Unfortunately, the placing of one or more key components into the public domain allows no leverage to bring other components into a collective whole with broad access.

The public sector science community is complicit by neglect, as virtually all practices of academic scientists promote the belief that 'good science' can, almost by magic, transform itself into public or private goods. In fact, the conversion process is the stranglehold. The internet, and the ease and affordability of sharing data have made information, per se, no longer the critical point of control.

Thus, the laudable work by high-profile individuals and dedicated agencies to ensure genome sequences, genetic resources or indeed scientific results are placed in the public domain is insufficient, and worse, can be a diversion. This data, the genetic materials and the published science is routinely captured and hijacked - enclosed - by those entities, usually large multinational corporations that have access to the means of converting that information into economic value through goods or services. This enclosure rarely ensures a sustainable competitive advantage, and is sometimes an inadvertent and very unfortunate side effect of a strategy for industry survival.

These enabling technologies are the new, largely unseen battleground for public good and democratic involvement in problem solving, whether by public agencies or by private enterprise.

The clearly visible manifestation is the dramatic increase in the use of intellectual property protection by both public and private sector, the concomitant low standard but broad scope of such IP grants, and the trend towards exclusive licensing and exclusionary use of IP portfolios.

But the reality is that the technologies themselves are reflective of the marginalization of the needs of poor people, in their irrelevance, high expense and continued dependence on the suppliers of the technology.

Recently, the social and technological achievements of the community of programmers who created a public-spirited and public-good-binding world of open source software has also fomented a great change in the IT business world.

Interestingly, even the most ardent advocates of free market capital forces are finding that, with new business models, money can be made without controlling or restricting access to the tools of innovation.
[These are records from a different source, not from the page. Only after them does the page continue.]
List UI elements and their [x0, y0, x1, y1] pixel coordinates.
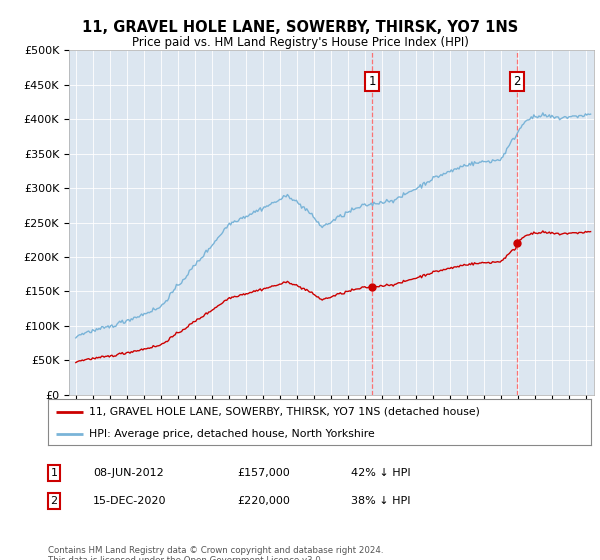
Text: 15-DEC-2020: 15-DEC-2020 — [93, 496, 167, 506]
Text: HPI: Average price, detached house, North Yorkshire: HPI: Average price, detached house, Nort… — [89, 429, 374, 438]
Text: 2: 2 — [50, 496, 58, 506]
Text: Price paid vs. HM Land Registry's House Price Index (HPI): Price paid vs. HM Land Registry's House … — [131, 36, 469, 49]
Text: £157,000: £157,000 — [237, 468, 290, 478]
Text: 11, GRAVEL HOLE LANE, SOWERBY, THIRSK, YO7 1NS (detached house): 11, GRAVEL HOLE LANE, SOWERBY, THIRSK, Y… — [89, 407, 479, 417]
Text: 1: 1 — [50, 468, 58, 478]
Text: 38% ↓ HPI: 38% ↓ HPI — [351, 496, 410, 506]
Text: 2: 2 — [513, 75, 521, 88]
Text: 42% ↓ HPI: 42% ↓ HPI — [351, 468, 410, 478]
Text: £220,000: £220,000 — [237, 496, 290, 506]
Text: 08-JUN-2012: 08-JUN-2012 — [93, 468, 164, 478]
Text: Contains HM Land Registry data © Crown copyright and database right 2024.
This d: Contains HM Land Registry data © Crown c… — [48, 546, 383, 560]
Text: 1: 1 — [368, 75, 376, 88]
Text: 11, GRAVEL HOLE LANE, SOWERBY, THIRSK, YO7 1NS: 11, GRAVEL HOLE LANE, SOWERBY, THIRSK, Y… — [82, 20, 518, 35]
These tools may be considered pre-competitive for high-margin applications, but are crucially lacking for low-margin applications. Free access to such tools is critical for their continued evolution to be able to address the challenges of low margins and the market failures associated with the needs of poor people.

BIOS will play an important role in making other, parallel public-good oriented activities and IP focused initiatives more successful by providing templates for new licensing and sharing regimes, new tools for technology forecasting and management and by enhancing the pro-active analytical capabilities of Offices of Technology Transfer and the policy activities within those entities represented in its membership.

Initially, it is anticipated that streamlined commissioning and management of core technology improvements will best be done in a format such as BIOS that is technologically and legally sophisticated with a commitment to advanced informatics and communications. However, the intent is to develop fully ‘portable’ paradigms and procedures by which the concept can be promulgated in diverse institutional and cultural settings.